Plusieurs travaux ont analysé l’impact d’un syndrome dépressif sur le pronostic d’une insuffisance coronaire après avoir fait intervenir des facteurs de correction tenant compte de la présence des facteurs de risques classiques : hypertension artérielle, tabagisme, dyslipidémie, diabète, obésité. Des études d’observation montrent que les dépressions sont des facteurs de risque coronaire dans la population générale [3-6]. L’étude la plus convaincante est une étude prospective de très grande échelle, longitudinale, sur une cohorte importante, menée entre 1986 et 2001 [5]. Elle résulte du cumul de sept études portant sur des cohortes de 780 à 8 000 patients suivis en moyenne pendant onze ans. Le diagnostic de dépression repose soit sur des examens psychiatriques systématiques soit sur des questionnaires spécifiques, validés par des psychiatres. Les conclusions sont claires : une tendance dépressive est un facteur de risque indépendant de cardiopathie ischémique. L’interaction entre une dépression et une maladie coronaire persiste après des corrections faisant intervenir des facteurs démographiques et les facteurs de risque reconnus [6]. Le risque relatif (RR) d’infarctus du myocarde chez des patients atteints de syndromes dépressifs, varie de 1,6 (IC 95 % RR 1 ,03-2,3) à 4,5 (IC 95 % 1,7-12,4). Ce danger accru d’infarctus est constaté dans toutes les formes de dépression même dans les formes
mineures. Dans une cohorte de 2 832 sujets sans antécédent coronarien ou atteinte pathologique grave connue, 11 % avaient une tendance dépressive, 2 % une dépression sévère, 10,8 % une dépression modérée. Après correction statistique, le risque de décès par atteinte coronaire était de 1,6-2,1-1,9 (IC 95 % 1,2-3,9). Des études prospectives récentes confirment ces données. Aux Etats-Unis, la « Precursors Study » permit la surveillance au plan cardiaque de 1 190 étudiants de sexe masculin suivis pendant près de trente ans. L’incidence de syndromes dépressifs atteint 12 %, multipliant par deux le risque d’évènement coronarien [7]. La Cardiovascular Health Study étudiant le devenir de 5 201 patients au cours d’un suivi de six ans, aboutit à des conclusions identiques [8]. Une étude cas témoin très récente, incluse dans la Prospective Epidemiological Study of Myocardial Infarction, réalisée chez des hommes en bonne santé recrutés à Belfast et en France, confirme que la présence d’un état dépressif est corrélée statistiquement au développement d’une maladie coronaire [9].

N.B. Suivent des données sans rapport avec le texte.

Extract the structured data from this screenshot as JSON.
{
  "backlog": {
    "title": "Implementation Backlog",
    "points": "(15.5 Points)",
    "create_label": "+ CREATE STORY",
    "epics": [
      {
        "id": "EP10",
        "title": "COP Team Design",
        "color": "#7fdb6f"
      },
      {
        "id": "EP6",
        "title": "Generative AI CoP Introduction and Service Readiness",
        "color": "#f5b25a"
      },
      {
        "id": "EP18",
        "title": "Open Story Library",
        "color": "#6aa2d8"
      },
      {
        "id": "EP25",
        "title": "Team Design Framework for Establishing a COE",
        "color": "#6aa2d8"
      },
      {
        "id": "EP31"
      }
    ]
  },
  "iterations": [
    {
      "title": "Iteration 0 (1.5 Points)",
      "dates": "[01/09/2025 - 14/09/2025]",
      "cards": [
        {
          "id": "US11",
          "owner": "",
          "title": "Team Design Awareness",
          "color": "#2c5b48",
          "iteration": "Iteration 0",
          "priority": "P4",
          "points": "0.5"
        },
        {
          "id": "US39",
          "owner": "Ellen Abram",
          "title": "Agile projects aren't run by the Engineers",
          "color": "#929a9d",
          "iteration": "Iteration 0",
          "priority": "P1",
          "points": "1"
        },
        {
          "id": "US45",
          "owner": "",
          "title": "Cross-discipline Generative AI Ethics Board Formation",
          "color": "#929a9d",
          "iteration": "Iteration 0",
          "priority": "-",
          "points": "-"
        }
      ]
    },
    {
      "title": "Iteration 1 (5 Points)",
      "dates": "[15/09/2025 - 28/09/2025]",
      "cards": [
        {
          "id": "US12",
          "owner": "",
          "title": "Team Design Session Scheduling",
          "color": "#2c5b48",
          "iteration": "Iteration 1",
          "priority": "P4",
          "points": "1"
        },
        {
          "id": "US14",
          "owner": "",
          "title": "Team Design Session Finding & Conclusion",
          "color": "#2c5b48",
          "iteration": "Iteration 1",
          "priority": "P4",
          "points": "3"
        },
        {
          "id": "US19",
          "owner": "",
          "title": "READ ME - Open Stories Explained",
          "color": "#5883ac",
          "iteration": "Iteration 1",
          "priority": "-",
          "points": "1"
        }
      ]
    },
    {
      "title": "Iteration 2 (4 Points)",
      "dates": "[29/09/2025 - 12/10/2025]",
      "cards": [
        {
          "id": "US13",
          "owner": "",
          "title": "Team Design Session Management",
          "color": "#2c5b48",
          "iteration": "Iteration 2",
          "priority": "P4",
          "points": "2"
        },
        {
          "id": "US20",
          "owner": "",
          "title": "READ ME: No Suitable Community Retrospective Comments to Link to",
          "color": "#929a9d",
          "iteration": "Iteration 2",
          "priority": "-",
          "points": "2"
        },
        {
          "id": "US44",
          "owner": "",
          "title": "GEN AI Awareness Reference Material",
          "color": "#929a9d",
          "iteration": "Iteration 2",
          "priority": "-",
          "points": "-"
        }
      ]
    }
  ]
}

Patients atteints d’une maladie coronaire

Chez les patients ayant une athérosclérose coronaire confirmée par l’angiographie, même sans infarctus ou angor instable, la détection de cette pathologie à haut risque a toujours un important retentissement psychologique et peut faciliter l’apparition d’un syndrome dépressif. Mais son diagnostic est trop souvent méconnu et il est trop souvent considéré comme normal, banal, par le médecin et l’entourage familial, qu’un sujet dont la vie est menacée par une affection grave, sombre dans le découragement, une tristesse invincible. Une tendance dépressive ne doit pas être considérée comme une réaction normale à un accident ou une pathologie cardiaque. Chez les patients atteints d’infarctus la prévalence d’un syndrome dépressif atteint 20 à 25 % et des signes de dépression mineure sont retrouvés chez 27 à 40 % des patients [10, 11]. Les risques relatifs d’accident grave ou de décès sont multipliés par deux et 2,5 [12, 13]. Ces patients sont sujets à un taux de complications élevé avec des réhospitalisations pour récidives douloureuses, arythmies, insuffisance cardiaque.

Dans deux études canadiennes comportant des effectifs importants et un suivi de plusieurs années, l’apparition d’une dépression dans les suites d’un infarctus est corrélée à une morbidité augmentée et une surmortalité [14, 15]. Les autres facteurs du pronostic considérés étaient la classe Killip à l’hospitalisation, le type d’infarctus avec ou sans onde Q, la fraction d’éjection et la présence d’un tabagisme. Une dépression grave est un facteur de mauvais pronostic aussi important qu’une dysfonction ventriculaire post infarctus. Au cours des enregistrements électrocardiographiques de longue durée, une forte prévalence de tachycardies ventriculaires, a été détectée chez les patients déprimés.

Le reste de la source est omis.